At the same time, DENDRAL project members were the first to acknowledge that the limits of expert systems were at least as apparent as their potential. Expert systems were custom-made and took years of intense labor to develop, which meant that they could not be supported outside of major research institutions like Stanford, or without generous federal funding. Requiring exact mathematical and symbolic formulation of all operational assumptions, rules, and procedures, the programming requirements of expert systems were so demanding that the systems remained linked to narrow task domains, and even these they often could not fully cover: after more than a decade of elaboration, DENDRAL was still not capable of analyzing all chemical compounds, but only those taken from specific groups of compounds. Programs dedicated to the generation rather than the application of rules (or algorithms), such as CONGEN and Meta-DENDRAL, promised to be of more general use, but for the duration of these projects they also remained tied to a single task domain, mass spectrometry.

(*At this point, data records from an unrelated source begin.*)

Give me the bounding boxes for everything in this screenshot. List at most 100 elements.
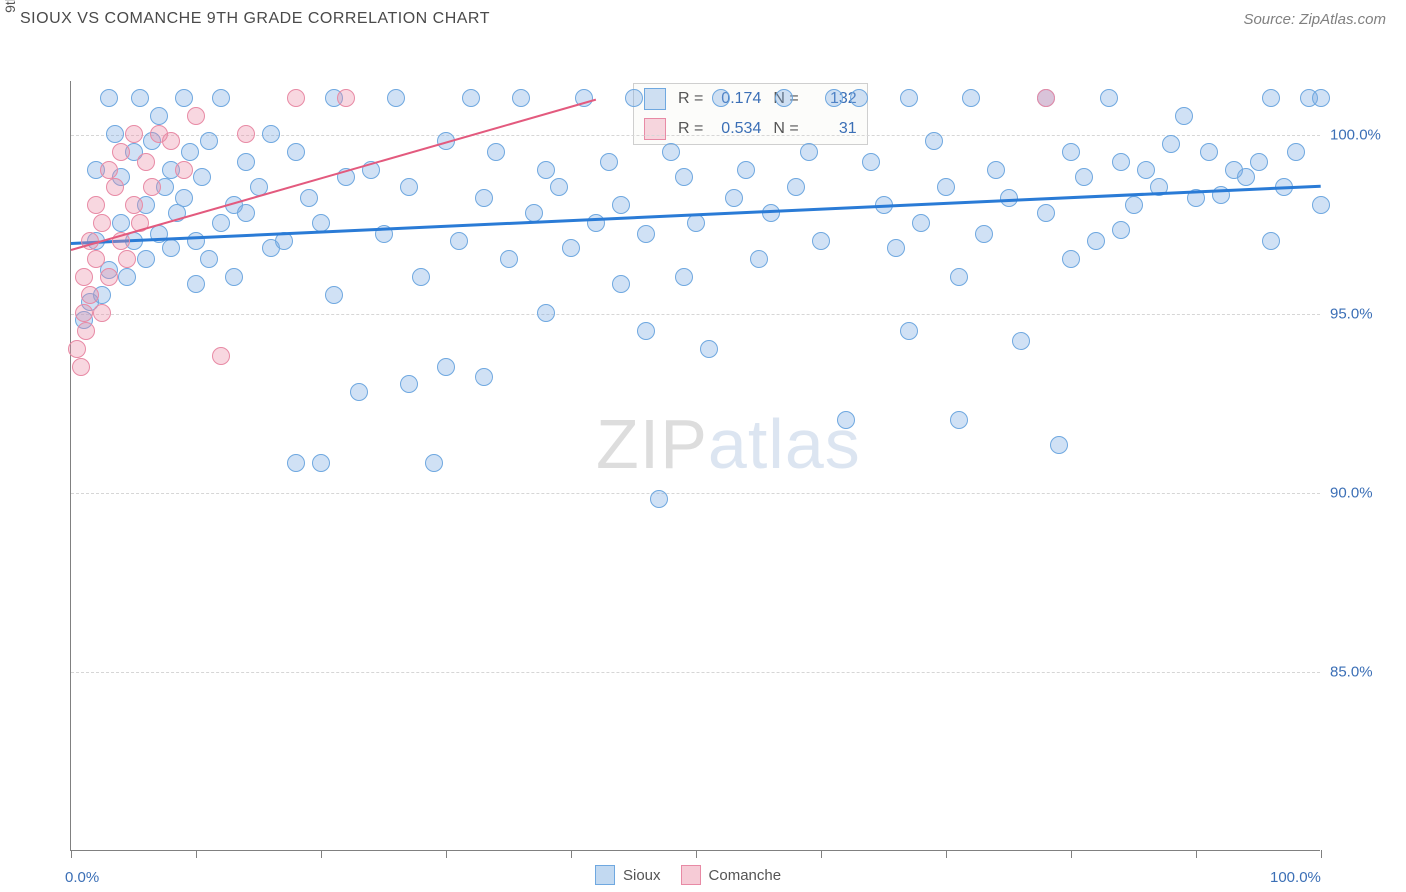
data-point bbox=[637, 322, 655, 340]
x-tick bbox=[1196, 850, 1197, 858]
data-point bbox=[1062, 250, 1080, 268]
data-point bbox=[712, 89, 730, 107]
x-tick-label-min: 0.0% bbox=[65, 869, 99, 886]
x-tick bbox=[196, 850, 197, 858]
data-point bbox=[1012, 332, 1030, 350]
data-point bbox=[287, 143, 305, 161]
data-point bbox=[81, 286, 99, 304]
data-point bbox=[1137, 161, 1155, 179]
x-tick bbox=[821, 850, 822, 858]
data-point bbox=[675, 268, 693, 286]
data-point bbox=[387, 89, 405, 107]
data-point bbox=[87, 196, 105, 214]
data-point bbox=[612, 275, 630, 293]
data-point bbox=[72, 358, 90, 376]
data-point bbox=[118, 268, 136, 286]
data-point bbox=[193, 168, 211, 186]
data-point bbox=[837, 411, 855, 429]
data-point bbox=[200, 132, 218, 150]
data-point bbox=[212, 214, 230, 232]
data-point bbox=[106, 125, 124, 143]
legend-label: Comanche bbox=[709, 867, 782, 884]
data-point bbox=[1162, 135, 1180, 153]
data-point bbox=[987, 161, 1005, 179]
data-point bbox=[212, 89, 230, 107]
data-point bbox=[475, 368, 493, 386]
data-point bbox=[425, 454, 443, 472]
data-point bbox=[900, 89, 918, 107]
data-point bbox=[337, 89, 355, 107]
data-point bbox=[950, 411, 968, 429]
data-point bbox=[1087, 232, 1105, 250]
source-attribution: Source: ZipAtlas.com bbox=[1243, 11, 1386, 28]
data-point bbox=[1200, 143, 1218, 161]
data-point bbox=[887, 239, 905, 257]
data-point bbox=[1112, 221, 1130, 239]
data-point bbox=[287, 454, 305, 472]
data-point bbox=[175, 189, 193, 207]
data-point bbox=[1062, 143, 1080, 161]
legend-label: Sioux bbox=[623, 867, 661, 884]
data-point bbox=[100, 161, 118, 179]
data-point bbox=[137, 250, 155, 268]
data-point bbox=[175, 161, 193, 179]
gridline bbox=[71, 493, 1320, 494]
data-point bbox=[525, 204, 543, 222]
data-point bbox=[131, 89, 149, 107]
data-point bbox=[100, 89, 118, 107]
data-point bbox=[700, 340, 718, 358]
data-point bbox=[187, 275, 205, 293]
data-point bbox=[450, 232, 468, 250]
data-point bbox=[187, 107, 205, 125]
data-point bbox=[812, 232, 830, 250]
data-point bbox=[143, 178, 161, 196]
data-point bbox=[1037, 89, 1055, 107]
legend-item: Sioux bbox=[595, 865, 661, 885]
data-point bbox=[125, 196, 143, 214]
data-point bbox=[93, 304, 111, 322]
data-point bbox=[300, 189, 318, 207]
data-point bbox=[1237, 168, 1255, 186]
data-point bbox=[850, 89, 868, 107]
series-swatch bbox=[644, 88, 666, 110]
data-point bbox=[312, 454, 330, 472]
data-point bbox=[562, 239, 580, 257]
x-tick bbox=[696, 850, 697, 858]
data-point bbox=[125, 125, 143, 143]
data-point bbox=[600, 153, 618, 171]
data-point bbox=[237, 153, 255, 171]
data-point bbox=[1125, 196, 1143, 214]
data-point bbox=[950, 268, 968, 286]
data-point bbox=[1112, 153, 1130, 171]
x-tick-label-max: 100.0% bbox=[1270, 869, 1321, 886]
data-point bbox=[118, 250, 136, 268]
data-point bbox=[162, 239, 180, 257]
data-point bbox=[687, 214, 705, 232]
data-point bbox=[750, 250, 768, 268]
x-tick bbox=[946, 850, 947, 858]
data-point bbox=[100, 268, 118, 286]
gridline bbox=[71, 135, 1320, 136]
data-point bbox=[550, 178, 568, 196]
data-point bbox=[912, 214, 930, 232]
data-point bbox=[737, 161, 755, 179]
y-tick-label: 95.0% bbox=[1330, 305, 1390, 322]
x-tick bbox=[321, 850, 322, 858]
data-point bbox=[925, 132, 943, 150]
data-point bbox=[137, 153, 155, 171]
legend-bottom: Sioux Comanche bbox=[595, 865, 781, 885]
data-point bbox=[112, 143, 130, 161]
data-point bbox=[325, 286, 343, 304]
data-point bbox=[625, 89, 643, 107]
data-point bbox=[662, 143, 680, 161]
legend-swatch bbox=[681, 865, 701, 885]
legend-item: Comanche bbox=[681, 865, 782, 885]
data-point bbox=[1312, 196, 1330, 214]
data-point bbox=[650, 490, 668, 508]
x-tick bbox=[446, 850, 447, 858]
data-point bbox=[462, 89, 480, 107]
data-point bbox=[937, 178, 955, 196]
x-tick bbox=[1321, 850, 1322, 858]
data-point bbox=[675, 168, 693, 186]
data-point bbox=[181, 143, 199, 161]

Contrary to the speculations of participants and of the popular media, in no case did these expert systems replace the scientist or physician. At best, they could advise and assist them. Yet, Lederberg and the programs' other creators struggled to find acceptance even for this limited role of expert systems among fellow scientists and physicians, many of whom remained skeptical or uninterested. If there was an unambiguous lesson participants learned from DENDRAL and its progeny, it was that human inductive and empirical reasoning is a process of daunting complexity, and is most difficult to model in a machine.